Top Five Blog Posts of 2018
By John Bostwick, Head of Content Management
Three years ago at a content-marketing conference, I attended a presentation by a woman who oversaw three B2B blogs and a team of nine — count ‘em, nine — full-time blog writers. (These were in-house blogs and writers, by the way, the presenter didn’t work for a content factory.) She had many helpful and interesting things to say, but since this isn’t a blog about marketing I’ll limit myself to one: Blogs are meritocratic.
I probably wouldn't have put it that way myself — and "meritocracy" is an increasingly loaded concept — but her point was clear. When you publish a blog post, analytics will reveal in the starkest terms whether or not it’s popular with readers. To illustrate, the presenter said her company occasionally paid celebrities to write guest blog posts. Those posts generated on average 12 percent fewer page views than posts written by their own relatively unknown writers. The subject and quality of the content mattered most, not the name on the byline.
In my previous year-end posts, I made my choices based on what I considered to be the quality of the writing and the value the posts offered to our readers. I’ve used those criteria again here, while also considering one key metric: average time on page. This helps determine what posts truly engage readers, rather than posts that have catchy headlines but leave readers cold.
In order to be included on this year’s list, a post must have an average time on page of at least three minutes. That might seem like a low bar, but it’s actually a high one.
Needless to say, competition is rampant in the digital content world. From YouTube to The New York Times online to company blogs like this one, internet users have endless choices. Google now processes 3.5 billion searches per day. If a search leads to junk, the searcher will immediately exit, thereby lowering the average time on page. One survey of 181 websites found that over a two-year period, blogs had an average time on site (not just on page) of only 1 minute and 20 seconds.

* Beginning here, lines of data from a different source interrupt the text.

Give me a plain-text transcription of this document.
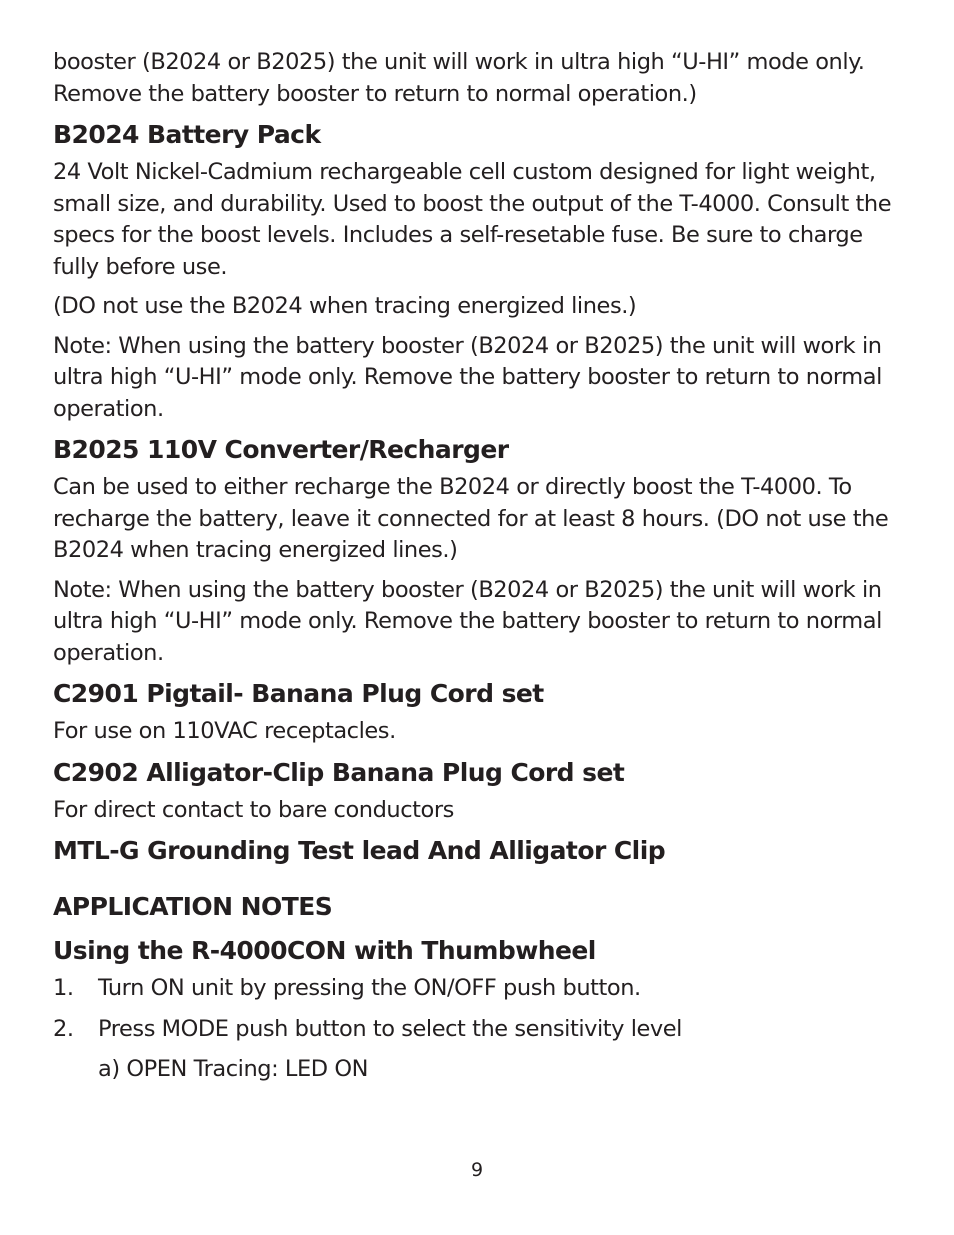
booster (B2024 or B2025) the unit will work in ultra high “U-HI” mode only. Remove the battery booster to return to normal operation.)

B2024 Battery Pack

24 Volt Nickel-Cadmium rechargeable cell custom designed for light weight, small size, and durability. Used to boost the output of the T-4000. Consult the specs for the boost levels. Includes a self-resetable fuse. Be sure to charge fully before use.

(DO not use the B2024 when tracing energized lines.)

Note: When using the battery booster (B2024 or B2025) the unit will work in ultra high “U-HI” mode only. Remove the battery booster to return to normal operation.

B2025 110V Converter/Recharger

Can be used to either recharge the B2024 or directly boost the T-4000. To recharge the battery, leave it connected for at least 8 hours. (DO not use the B2024 when tracing energized lines.)

Note: When using the battery booster (B2024 or B2025) the unit will work in ultra high “U-HI” mode only. Remove the battery booster to return to normal operation.

C2901 Pigtail- Banana Plug Cord set

For use on 110VAC receptacles.

C2902 Alligator-Clip Banana Plug Cord set

For direct contact to bare conductors

MTL-G Grounding Test lead And Alligator Clip
APPLICATION NOTES
Using the R-4000CON with Thumbwheel
1. Turn ON unit by pressing the ON/OFF push button.
2. Press MODE push button to select the sensitivity level
a) OPEN Tracing: LED ON
9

I used the three-minute mark, then, as a guide to what our readers were genuinely interested in over the course of 2018. Happily, and maybe not coincidentally, four of the five posts listed here are also in our top 15 2018 posts by number of page views. (Click on a post's title or image to read that post.)

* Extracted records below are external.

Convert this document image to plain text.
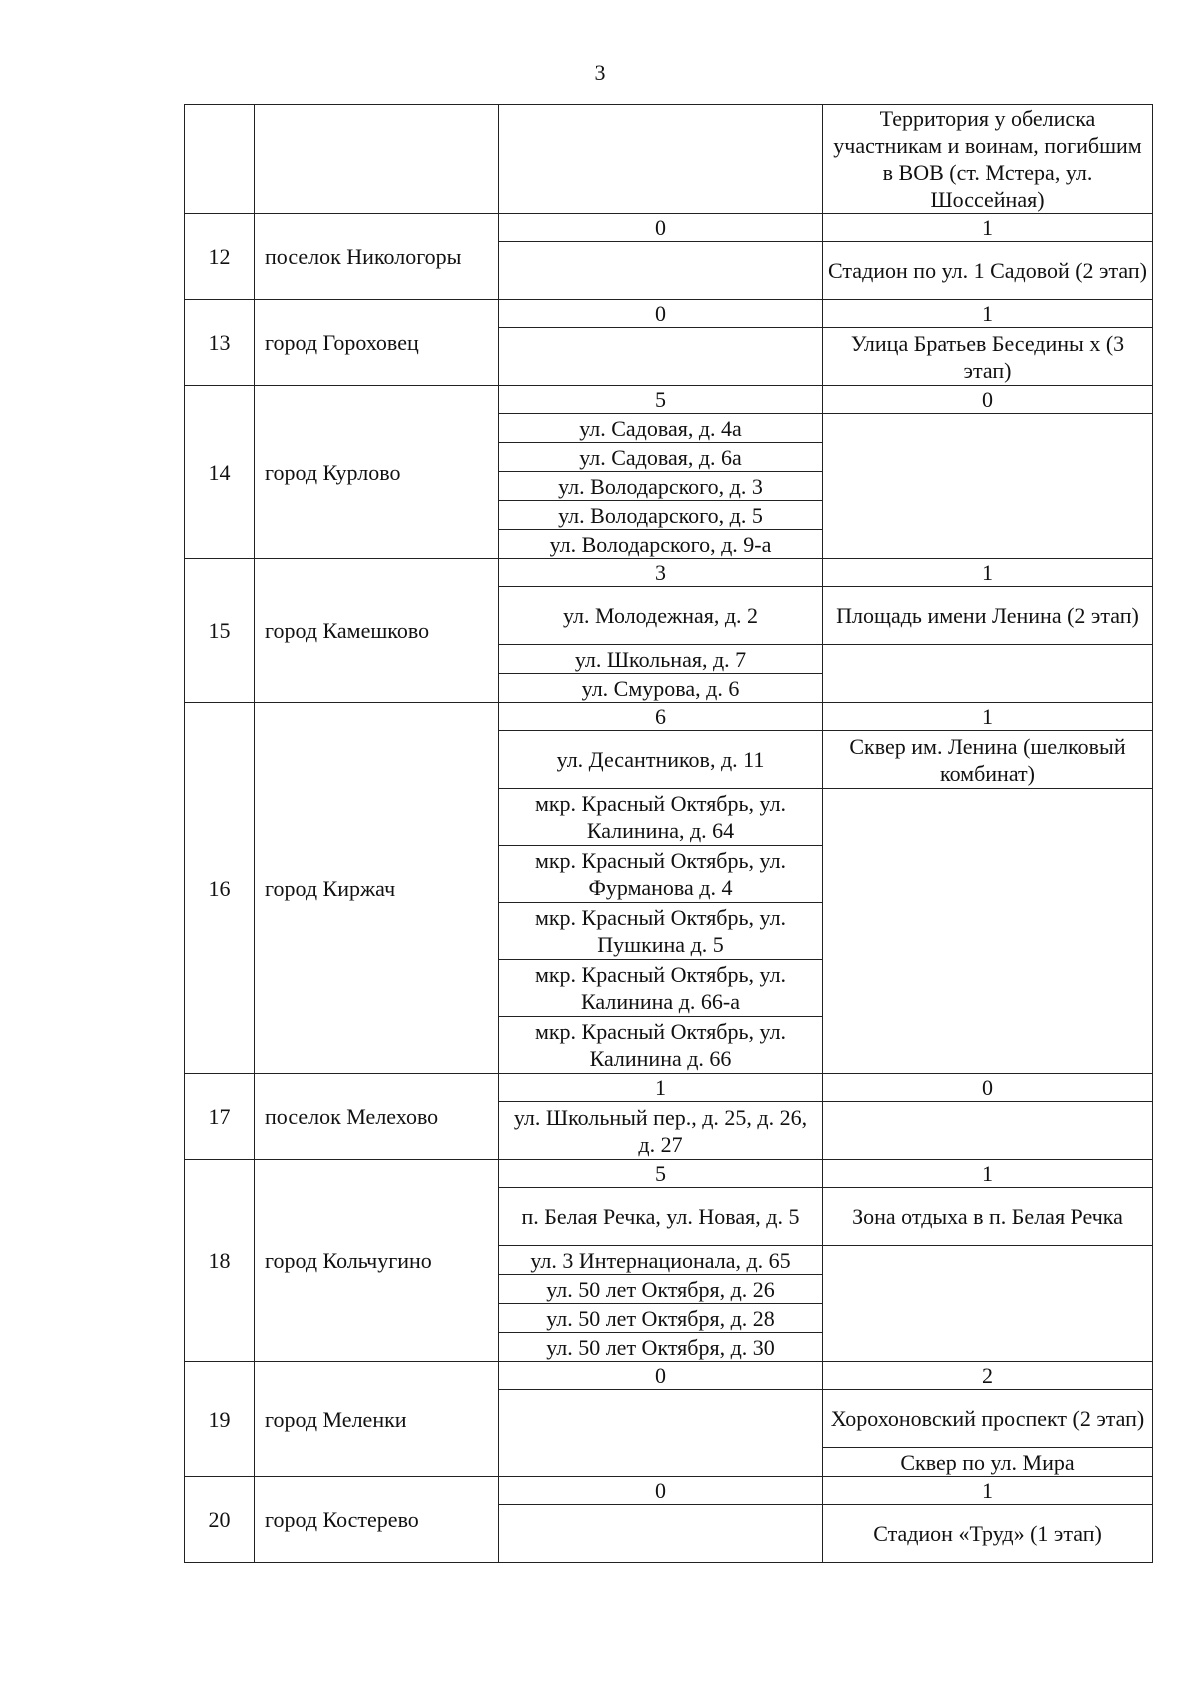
3
			Территория у обелиска участникам и воинам, погибшим в ВОВ (ст. Мстера, ул. Шоссейная)
12	поселок Никологоры	0	1
			Стадион по ул. 1 Садовой (2 этап)
13	город Гороховец	0	1
			Улица Братьев Беседины х (3 этап)
14	город Курлово	5	0
		ул. Садовая, д. 4а	
		ул. Садовая, д. 6а	
		ул. Володарского, д. 3	
		ул. Володарского, д. 5	
		ул. Володарского, д. 9-а	
15	город Камешково	3	1
		ул. Молодежная, д. 2	Площадь имени Ленина (2 этап)
		ул. Школьная, д. 7	
		ул. Смурова, д. 6	
16	город Киржач	6	1
		ул. Десантников, д. 11	Сквер им. Ленина (шелковый комбинат)
		мкр. Красный Октябрь, ул. Калинина, д. 64	
		мкр. Красный Октябрь, ул. Фурманова д. 4	
		мкр. Красный Октябрь, ул. Пушкина д. 5	
		мкр. Красный Октябрь, ул. Калинина д. 66-а	
		мкр. Красный Октябрь, ул. Калинина д. 66	
17	поселок Мелехово	1	0
		ул. Школьный пер., д. 25, д. 26, д. 27	
18	город Кольчугино	5	1
		п. Белая Речка, ул. Новая, д. 5	Зона отдыха в п. Белая Речка
		ул. 3 Интернационала, д. 65	
		ул. 50 лет Октября, д. 26	
		ул. 50 лет Октября, д. 28	
		ул. 50 лет Октября, д. 30	
19	город Меленки	0	2
			Хорохоновский проспект (2 этап)
			Сквер по ул. Мира
20	город Костерево	0	1
			Стадион «Труд» (1 этап)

By Pauline Johnson, Senior Human Resources Consultant
Pauline’s post blew away our standard with an average time on page of over four and a half minutes. Readers are apparently eager to pore over the specifics of global parental-leave trends and how their own lives may be affected, either as workers or employers.
Did you know: Most OECD countries provide maternity benefits and pay women over 50 percent of their earnings. According to the OECD, the United States is the only developed country “to offer no statutory entitlement to paid leave on a national basis.”
By Samantha Pratchett, Senior Manager, Compensation & Benefits
Millennials, also known as Gen Yers, are a hot topic among HR executives, in large part because they are (as Samantha puts it) flooding the global workforce. This post explains what millennials value in their jobs, from engaging in meaningful, socially responsible work to workplace flexibility.
Did you know: Millennials became the largest generation in the US labor force in 2016.
By Kathryn Hendy-Ford, Senior Manager, HR Advisory
This has been our most successful post of the year when accounting for both page views and average time on page. The interest it’s generated is due to the widespread ramifications of the GDPR and companies everywhere scrambling to comply. The GDPR may be an EU law, but in today’s global, electronically-connected economy, it is in effect a worldwide regulation. Over half of US businesses, for example, collect data on EU citizens and are therefore subject to GDPR rules.
Did you know: Under the GDPR, employers may not rely on employee consent to process data because of the imbalance of power between the two parties. Employers must justify data processing because it’s required by law, necessary to fulfill a contract or for certain other reasons.
By Saul Howerton, VP, Advisory
This post and a similar 2018 post about ultimate beneficial ownership requirements in Brazil have generated considerable interest. That’s understandable because these and other new UBO laws typically require companies to take specific action, for example by identifying people and entities that have significant control over the company and maintaining a register of those names.
Did you know: Most countries’ ultimate beneficial ownership requirements are consistent with recommendations from the Financial Action Task Force, a policy-making body represented by 37 countries that works to increase transparency and otherwise protect the global financial system.
By Nick Hart, Senior Director, Indirect Taxes
If this post’s title doesn’t seem to herald a gripping read, then you probably aren’t in the business of electronic commerce. If you are, Nick’s excellent article will help you understand why and how the European Union is looking to close the so-called “VAT gap,” and how related reforms may affect your organization.
Did you know: The EU’s VAT system was created in 1993 as a “transitional” tax and was not intended to be permanent.